Aucun sport à risque
Combattre l’absentéisme pour raison de santé est l’un des objectifs du dispositif. « Les arrêts maladie correspondaient en moyenne à 28 jours par an et par agent, relève Boris Gros, directeur du service jeunesse et sport de Poissy. Ce phénomène coûtait chaque année 2 millions d’euros, dont 1,5 million directement imputé sur le budget communal. » La municipalité est partie de plusieurs autres constats alarmants, comme l’explique le directeur du service jeunesse et sport : « La ville de Poissy, comme toutes les collectivités, a dû composer avec les baisses de dotations de l’État. En peu de temps, il y a eu une réduction de l’effectif des agents de 1 080 à 870 pour fournir le même service, voire plus. » Le concept de « Poissy Bien-Être » a commencé à émerger au printemps 2016, pour une mise en place mi-janvier 2017. « La médecine du travail l’a validé, car nous ne proposons aucun sport de contact ou présentant des risques », précise Boris Gros. « Certains voudraient faire du footing, mais il y a plus de risques de traumatologie », rappelle Thomas Bouteiller, éducateur sportif en charge du dispositif et de l’élaboration du planning, en lien avec les chefs de services et la direction des ressources humaines. « Poissy Bien-être » a ensuite été approuvé par les organisations syndicales, puis présenté en conseil municipal.
Diminution des absences
Parmi les 870 agents pisciacais que compte la municipalité, 200 à 250 se positionnent sur chaque session, soit 23 % à 29 % de l’effectif.
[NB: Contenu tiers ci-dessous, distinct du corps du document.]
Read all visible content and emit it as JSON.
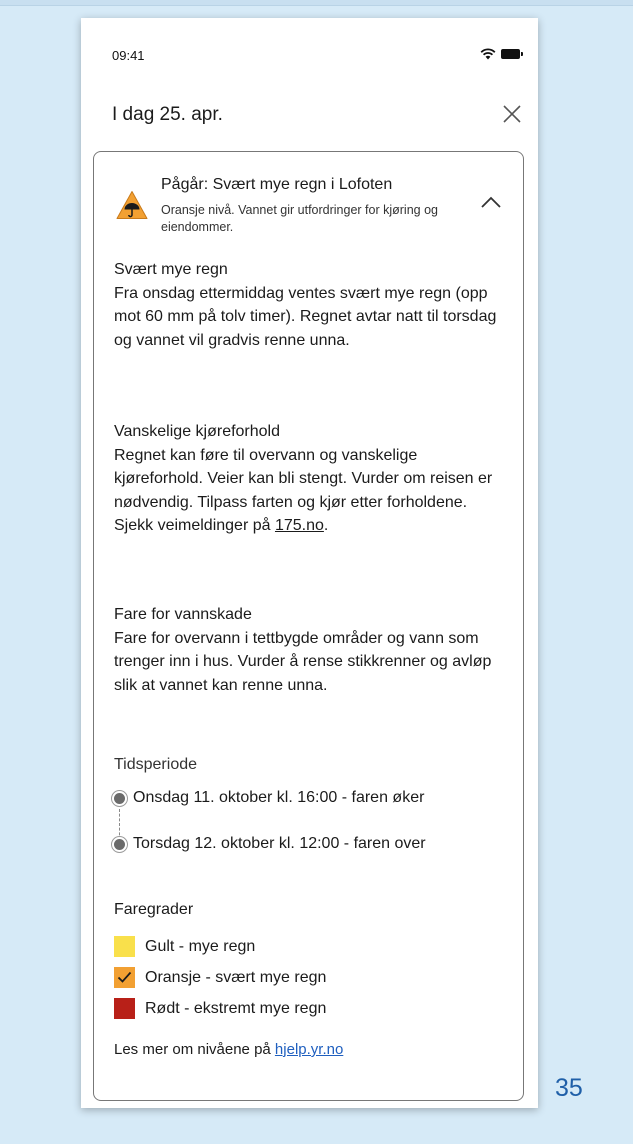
{
  "status_bar": {
    "time": "09:41",
    "icons": [
      "wifi-icon",
      "battery-icon"
    ]
  },
  "header": {
    "title": "I dag 25. apr.",
    "close_icon": "close-icon"
  },
  "alert": {
    "icon": "orange-warning-umbrella-icon",
    "title": "Pågår: Svært mye regn i Lofoten",
    "subtitle": "Oransje nivå. Vannet gir utfordringer for kjøring og eiendommer.",
    "toggle_icon": "chevron-up-icon"
  },
  "sections": [
    {
      "heading": "Svært mye regn",
      "body": "Fra onsdag ettermiddag ventes svært mye regn (opp mot 60 mm på tolv timer). Regnet avtar natt til torsdag og vannet vil gradvis renne unna."
    },
    {
      "heading": "Vanskelige kjøreforhold",
      "body": "Regnet kan føre til overvann og vanskelige kjøreforhold. Veier kan bli stengt. Vurder om reisen er nødvendig. Tilpass farten og kjør etter forholdene. Sjekk veimeldinger på ",
      "link": "175.no",
      "body_end": "."
    },
    {
      "heading": "Fare for vannskade",
      "body": "Fare for overvann i tettbygde områder og vann som trenger inn i hus. Vurder å rense stikkrenner og avløp slik at vannet kan renne unna."
    }
  ],
  "time_period": {
    "label": "Tidsperiode",
    "start": "Onsdag 11. oktober kl. 16:00 - faren øker",
    "end": "Torsdag 12. oktober kl. 12:00 - faren over"
  },
  "levels": {
    "title": "Faregrader",
    "items": [
      {
        "label": "Gult - mye regn",
        "color": "#f9e04b",
        "checked": false
      },
      {
        "label": "Oransje - svært mye regn",
        "color": "#f2a032",
        "checked": true
      },
      {
        "label": "Rødt - ekstremt mye regn",
        "color": "#b82018",
        "checked": false
      }
    ],
    "more_info_text": "Les mer om nivåene på ",
    "more_info_link": "hjelp.yr.no"
  },
  "page_number": "35"
}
Depuis le début, 1 000 employés municipaux y ont déjà participé. Avec presque deux années de recul, force est de constater que « Poissy Bien-Être » a porté ses fruits. « L’absentéisme de courte durée a chuté de 5 % », annonce le directeur du service jeunesse et sport. « Nous avons fait une économie de 100 000 euros, soit trois équivalents temps plein, dont 40 % ont été réinjectés dans l’acquisition de matériel ergonomique, comme des fauteuils ou des repose-bras pour améliorer le cadre de travail. » « Après deux heures de sport, les agents sont moins fatigués », indique Thomas Bouteiller, parfois à la tête des séances quand la situation le demande. Un constat qui peut sembler paradoxal. « La fatigue mentale et la fatigue physique ne sont pas les mêmes, assure le coordinateur. Après une séance de sport, les agents sont plus concentrés. »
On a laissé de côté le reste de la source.